Rachel looked at the vampire, smiled, and kicked the door.

“That’s it.”

The vampire came closer still. One step. Then another. Then …

Rachel shoved her hand out of the cage and held the compact open in the shaft of light. It hit the mirror and refracted straight into the dim cave. The vampire’s mouth hung open in confusion for a moment then the light found him—a direct hit from the sun. Its hair and skin erupted like water boiling in a kettle. In the instant the small circle of sunlight hit the vamp’s temple and hair, its skin melted and dripped down its face, a demon candle. Beth Ann screamed and the creature shrieked and dropped to its knees, trying in vain to push the skin and hair back up to its temple. But as soon as it left the sunlight, the skin healed into dried folds and flaps that would forever dribble down its ruined face.

And then came the fangs. All across its gums, razor sharp teeth slid down to cover human teeth. The vampire snapped and slavered. It grabbed the door to the cage in both hands and wrenched it open in one ungodly loud squeal of twisting metal.

“I’m going to drain you,” it hissed. Its tongue was thick against the new teeth, its lips clumsy. The words slurred like soup and gristle. “I’m going to take my time killing you.”

But Rachel was ready. When the vampire reached in to grab her, she plunged her hidden dagger right through its palm and skewered it. She kicked out at its face, wrenched her dagger back, and landed lightly on her feet, her legs planted wide against the rocky ground and her arms up: her silver dagger in one hand and her short stake in the other.

The vampire snarled and charged, and Rachel whirled and slashed. The vampire was quick though, and her dagger just grazed its shoulder. She found her footing and crouched, ready for attack.

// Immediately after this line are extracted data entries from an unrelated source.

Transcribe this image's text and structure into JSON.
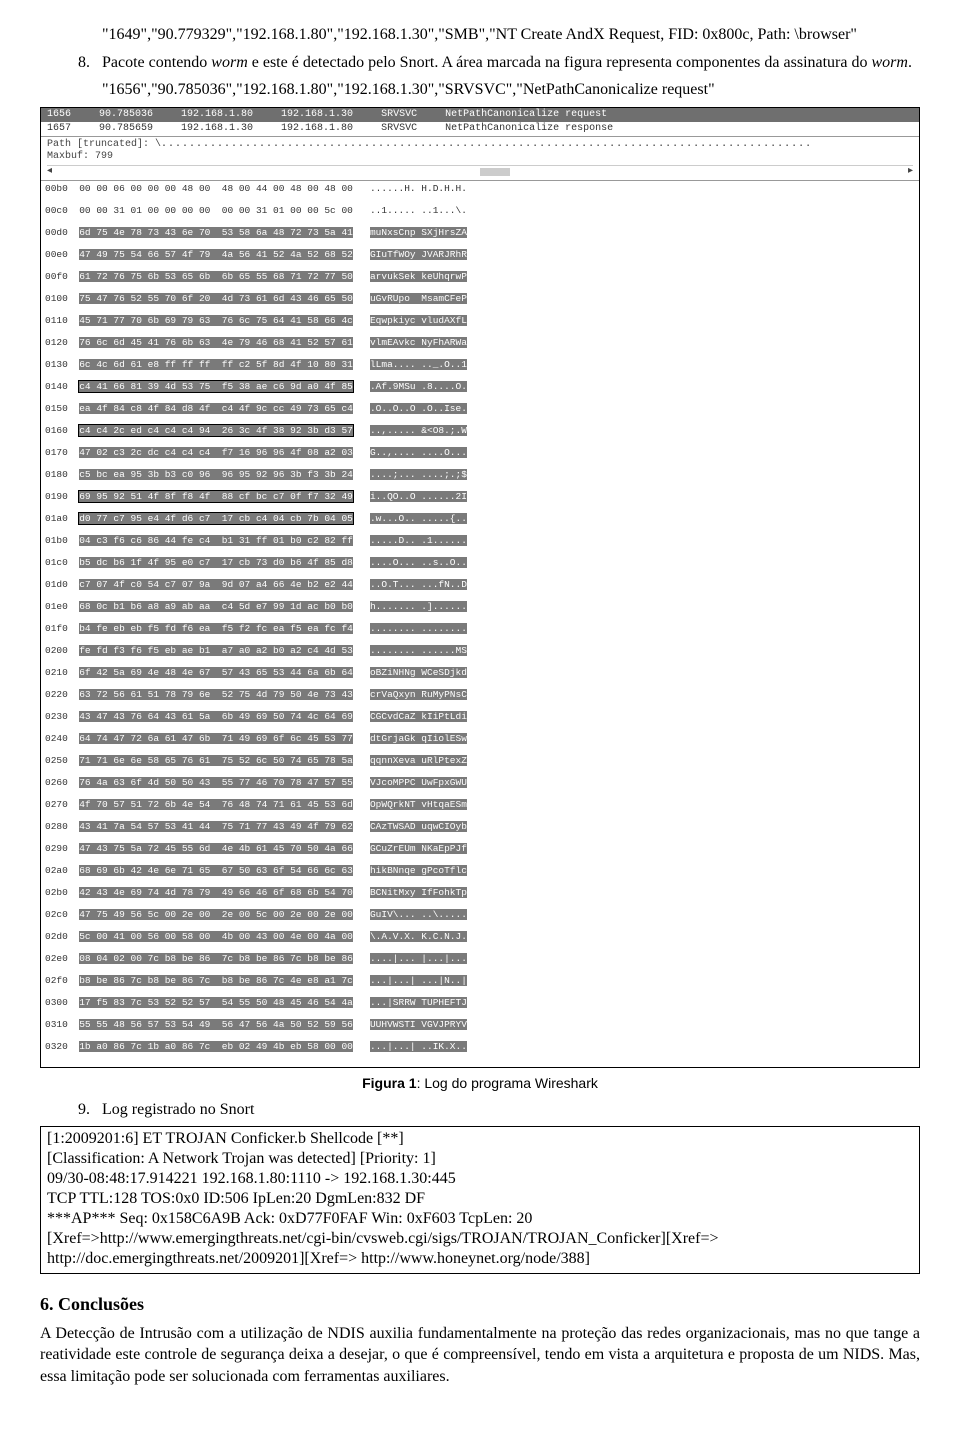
{
  "top": {
    "code_line": "\"1649\",\"90.779329\",\"192.168.1.80\",\"192.168.1.30\",\"SMB\",\"NT Create AndX Request, FID: 0x800c, Path: \\browser\"",
    "step8_num": "8.",
    "step8_text": "Pacote contendo worm e este é detectado pelo Snort. A área marcada na figura  representa componentes da assinatura do worm.",
    "code_line2": "\"1656\",\"90.785036\",\"192.168.1.80\",\"192.168.1.30\",\"SRVSVC\",\"NetPathCanonicalize request\""
  },
  "shot": {
    "list": {
      "row_sel": [
        "1656",
        "90.785036",
        "192.168.1.80",
        "192.168.1.30",
        "SRVSVC",
        "NetPathCanonicalize request"
      ],
      "row2": [
        "1657",
        "90.785659",
        "192.168.1.30",
        "192.168.1.80",
        "SRVSVC",
        "NetPathCanonicalize response"
      ]
    },
    "mid": {
      "path_label": "Path [truncated]: \\",
      "maxbuf": "Maxbuf: 799"
    }
  },
  "hex": [
    {
      "off": "00b0",
      "bytes": "00 00 06 00 00 00 48 00  48 00 44 00 48 00 48 00",
      "ascii": "......H. H.D.H.H."
    },
    {
      "off": "00c0",
      "bytes": "00 00 31 01 00 00 00 00  00 00 31 01 00 00 5c 00",
      "ascii": "..1..... ..1...\\."
    },
    {
      "off": "00d0",
      "bytes": "6d 75 4e 78 73 43 6e 70  53 58 6a 48 72 73 5a 41",
      "ascii": "muNxsCnp SXjHrsZA",
      "sel": true
    },
    {
      "off": "00e0",
      "bytes": "47 49 75 54 66 57 4f 79  4a 56 41 52 4a 52 68 52",
      "ascii": "GIuTfWOy JVARJRhR",
      "sel": true
    },
    {
      "off": "00f0",
      "bytes": "61 72 76 75 6b 53 65 6b  6b 65 55 68 71 72 77 50",
      "ascii": "arvukSek keUhqrwP",
      "sel": true
    },
    {
      "off": "0100",
      "bytes": "75 47 76 52 55 70 6f 20  4d 73 61 6d 43 46 65 50",
      "ascii": "uGvRUpo  MsamCFeP",
      "sel": true
    },
    {
      "off": "0110",
      "bytes": "45 71 77 70 6b 69 79 63  76 6c 75 64 41 58 66 4c",
      "ascii": "Eqwpkiyc vludAXfL",
      "sel": true
    },
    {
      "off": "0120",
      "bytes": "76 6c 6d 45 41 76 6b 63  4e 79 46 68 41 52 57 61",
      "ascii": "vlmEAvkc NyFhARWa",
      "sel": true
    },
    {
      "off": "0130",
      "bytes": "6c 4c 6d 61 e8 ff ff ff  ff c2 5f 8d 4f 10 80 31",
      "ascii": "lLma.... .._.O..1",
      "sel": true
    },
    {
      "off": "0140",
      "bytes": "c4 41 66 81 39 4d 53 75  f5 38 ae c6 9d a0 4f 85",
      "ascii": ".Af.9MSu .8....O.",
      "sel": true,
      "box": true
    },
    {
      "off": "0150",
      "bytes": "ea 4f 84 c8 4f 84 d8 4f  c4 4f 9c cc 49 73 65 c4",
      "ascii": ".O..O..O .O..Ise.",
      "sel": true
    },
    {
      "off": "0160",
      "bytes": "c4 c4 2c ed c4 c4 c4 94  26 3c 4f 38 92 3b d3 57",
      "ascii": "..,..... &<O8.;.W",
      "sel": true,
      "box": true
    },
    {
      "off": "0170",
      "bytes": "47 02 c3 2c dc c4 c4 c4  f7 16 96 96 4f 08 a2 03",
      "ascii": "G..,.... ....O...",
      "sel": true
    },
    {
      "off": "0180",
      "bytes": "c5 bc ea 95 3b b3 c0 96  96 95 92 96 3b f3 3b 24",
      "ascii": "....;... ....;.;$",
      "sel": true
    },
    {
      "off": "0190",
      "bytes": "69 95 92 51 4f 8f f8 4f  88 cf bc c7 0f f7 32 49",
      "ascii": "i..QO..O ......2I",
      "sel": true,
      "box": true
    },
    {
      "off": "01a0",
      "bytes": "d0 77 c7 95 e4 4f d6 c7  17 cb c4 04 cb 7b 04 05",
      "ascii": ".w...O.. .....{..",
      "sel": true,
      "box": true
    },
    {
      "off": "01b0",
      "bytes": "04 c3 f6 c6 86 44 fe c4  b1 31 ff 01 b0 c2 82 ff",
      "ascii": ".....D.. .1......",
      "sel": true
    },
    {
      "off": "01c0",
      "bytes": "b5 dc b6 1f 4f 95 e0 c7  17 cb 73 d0 b6 4f 85 d8",
      "ascii": "....O... ..s..O..",
      "sel": true
    },
    {
      "off": "01d0",
      "bytes": "c7 07 4f c0 54 c7 07 9a  9d 07 a4 66 4e b2 e2 44",
      "ascii": "..O.T... ...fN..D",
      "sel": true
    },
    {
      "off": "01e0",
      "bytes": "68 0c b1 b6 a8 a9 ab aa  c4 5d e7 99 1d ac b0 b0",
      "ascii": "h....... .]......",
      "sel": true
    },
    {
      "off": "01f0",
      "bytes": "b4 fe eb eb f5 fd f6 ea  f5 f2 fc ea f5 ea fc f4",
      "ascii": "........ ........",
      "sel": true
    },
    {
      "off": "0200",
      "bytes": "fe fd f3 f6 f5 eb ae b1  a7 a0 a2 b0 a2 c4 4d 53",
      "ascii": "........ ......MS",
      "sel": true
    },
    {
      "off": "0210",
      "bytes": "6f 42 5a 69 4e 48 4e 67  57 43 65 53 44 6a 6b 64",
      "ascii": "oBZiNHNg WCeSDjkd",
      "sel": true
    },
    {
      "off": "0220",
      "bytes": "63 72 56 61 51 78 79 6e  52 75 4d 79 50 4e 73 43",
      "ascii": "crVaQxyn RuMyPNsC",
      "sel": true
    },
    {
      "off": "0230",
      "bytes": "43 47 43 76 64 43 61 5a  6b 49 69 50 74 4c 64 69",
      "ascii": "CGCvdCaZ kIiPtLdi",
      "sel": true
    },
    {
      "off": "0240",
      "bytes": "64 74 47 72 6a 61 47 6b  71 49 69 6f 6c 45 53 77",
      "ascii": "dtGrjaGk qIiolESw",
      "sel": true
    },
    {
      "off": "0250",
      "bytes": "71 71 6e 6e 58 65 76 61  75 52 6c 50 74 65 78 5a",
      "ascii": "qqnnXeva uRlPtexZ",
      "sel": true
    },
    {
      "off": "0260",
      "bytes": "76 4a 63 6f 4d 50 50 43  55 77 46 70 78 47 57 55",
      "ascii": "VJcoMPPC UwFpxGWU",
      "sel": true
    },
    {
      "off": "0270",
      "bytes": "4f 70 57 51 72 6b 4e 54  76 48 74 71 61 45 53 6d",
      "ascii": "OpWQrkNT vHtqaESm",
      "sel": true
    },
    {
      "off": "0280",
      "bytes": "43 41 7a 54 57 53 41 44  75 71 77 43 49 4f 79 62",
      "ascii": "CAzTWSAD uqwCIOyb",
      "sel": true
    },
    {
      "off": "0290",
      "bytes": "47 43 75 5a 72 45 55 6d  4e 4b 61 45 70 50 4a 66",
      "ascii": "GCuZrEUm NKaEpPJf",
      "sel": true
    },
    {
      "off": "02a0",
      "bytes": "68 69 6b 42 4e 6e 71 65  67 50 63 6f 54 66 6c 63",
      "ascii": "hikBNnqe gPcoTflc",
      "sel": true
    },
    {
      "off": "02b0",
      "bytes": "42 43 4e 69 74 4d 78 79  49 66 46 6f 68 6b 54 70",
      "ascii": "BCNitMxy IfFohkTp",
      "sel": true
    },
    {
      "off": "02c0",
      "bytes": "47 75 49 56 5c 00 2e 00  2e 00 5c 00 2e 00 2e 00",
      "ascii": "GuIV\\... ..\\.....",
      "sel": true
    },
    {
      "off": "02d0",
      "bytes": "5c 00 41 00 56 00 58 00  4b 00 43 00 4e 00 4a 00",
      "ascii": "\\.A.V.X. K.C.N.J.",
      "sel": true
    },
    {
      "off": "02e0",
      "bytes": "08 04 02 00 7c b8 be 86  7c b8 be 86 7c b8 be 86",
      "ascii": "....|... |...|...",
      "sel": true
    },
    {
      "off": "02f0",
      "bytes": "b8 be 86 7c b8 be 86 7c  b8 be 86 7c 4e e8 a1 7c",
      "ascii": "...|...| ...|N..|",
      "sel": true
    },
    {
      "off": "0300",
      "bytes": "17 f5 83 7c 53 52 52 57  54 55 50 48 45 46 54 4a",
      "ascii": "...|SRRW TUPHEFTJ",
      "sel": true
    },
    {
      "off": "0310",
      "bytes": "55 55 48 56 57 53 54 49  56 47 56 4a 50 52 59 56",
      "ascii": "UUHVWSTI VGVJPRYV",
      "sel": true
    },
    {
      "off": "0320",
      "bytes": "1b a0 86 7c 1b a0 86 7c  eb 02 49 4b eb 58 00 00",
      "ascii": "...|...| ..IK.X..",
      "sel": true
    }
  ],
  "fig": {
    "label": "Figura 1",
    "caption_rest": ": Log do programa Wireshark"
  },
  "step9": {
    "num": "9.",
    "text": "Log registrado no Snort"
  },
  "snort": {
    "l1": "[1:2009201:6] ET TROJAN Conficker.b Shellcode [**]",
    "l2": "[Classification: A Network Trojan was detected] [Priority: 1]",
    "l3": "09/30-08:48:17.914221 192.168.1.80:1110 -> 192.168.1.30:445",
    "l4": "TCP TTL:128 TOS:0x0 ID:506 IpLen:20 DgmLen:832 DF",
    "l5": "***AP*** Seq: 0x158C6A9B  Ack: 0xD77F0FAF  Win: 0xF603  TcpLen: 20",
    "l6": "[Xref=>http://www.emergingthreats.net/cgi-bin/cvsweb.cgi/sigs/TROJAN/TROJAN_Conficker][Xref=> http://doc.emergingthreats.net/2009201][Xref=> http://www.honeynet.org/node/388]"
  },
  "sec6": {
    "heading": "6. Conclusões",
    "para": "A Detecção de Intrusão com a utilização de NDIS auxilia fundamentalmente na proteção das redes organizacionais, mas no que tange a reatividade este controle de segurança deixa a desejar, o que é compreensível, tendo em vista a arquitetura e proposta de um NIDS. Mas, essa limitação pode ser solucionada com ferramentas auxiliares."
  }
}
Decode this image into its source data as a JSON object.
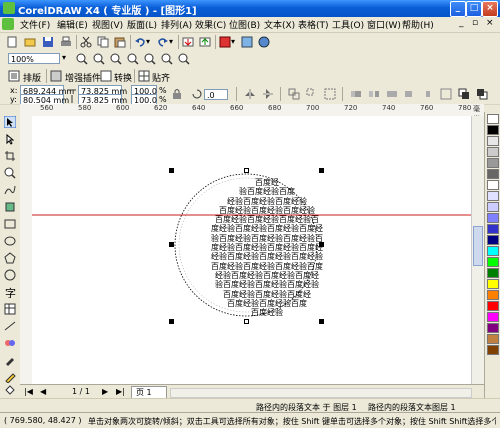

She knew it’d be quick—she remembered from the Corpus that they were faster than humans, but not necessarily stronger—but this was more than she’d expected. The vampire was on her in a flash and a gnashing of teeth, and Rachel only just got her dagger up in time to protect herself. She sliced again, and this time her dagger’s edge found flesh. The vampire roared in pain and pushed fingers against its open neck, but nothing could stem the spurt of black blood.

Confusion rippled across its pale face and it blinked its eyes—still so human—in something like realization. Rachel wasn’t just a college girl it could scare and kill. She was something more. In its dying moments, the vampire understood that too late.
But its eyes. Rachel couldn’t stop staring. Her fist was held high, the stake in her hand, but she hesitated. He was so human, with blue eyes like Kendra’s. Rachel shook herself, shifted her gaze to the fangs, and plunged the stake into the creature’s heart.

Rachel turned away and faced the open terror in Beth Ann’s face. The girl wasn’t just afraid of the creature that had exploded in a wave of ichor behind her, but afraid of Rachel as well. That crawled across Rachel’s skin and settled deep inside.

“C’mon,” she said, striding across the cavern to Beth Ann’s cage. “Let’s get you out of here.”

“No,” whispered a silky voice from the dark tunnel behind her. “I don’t think so.”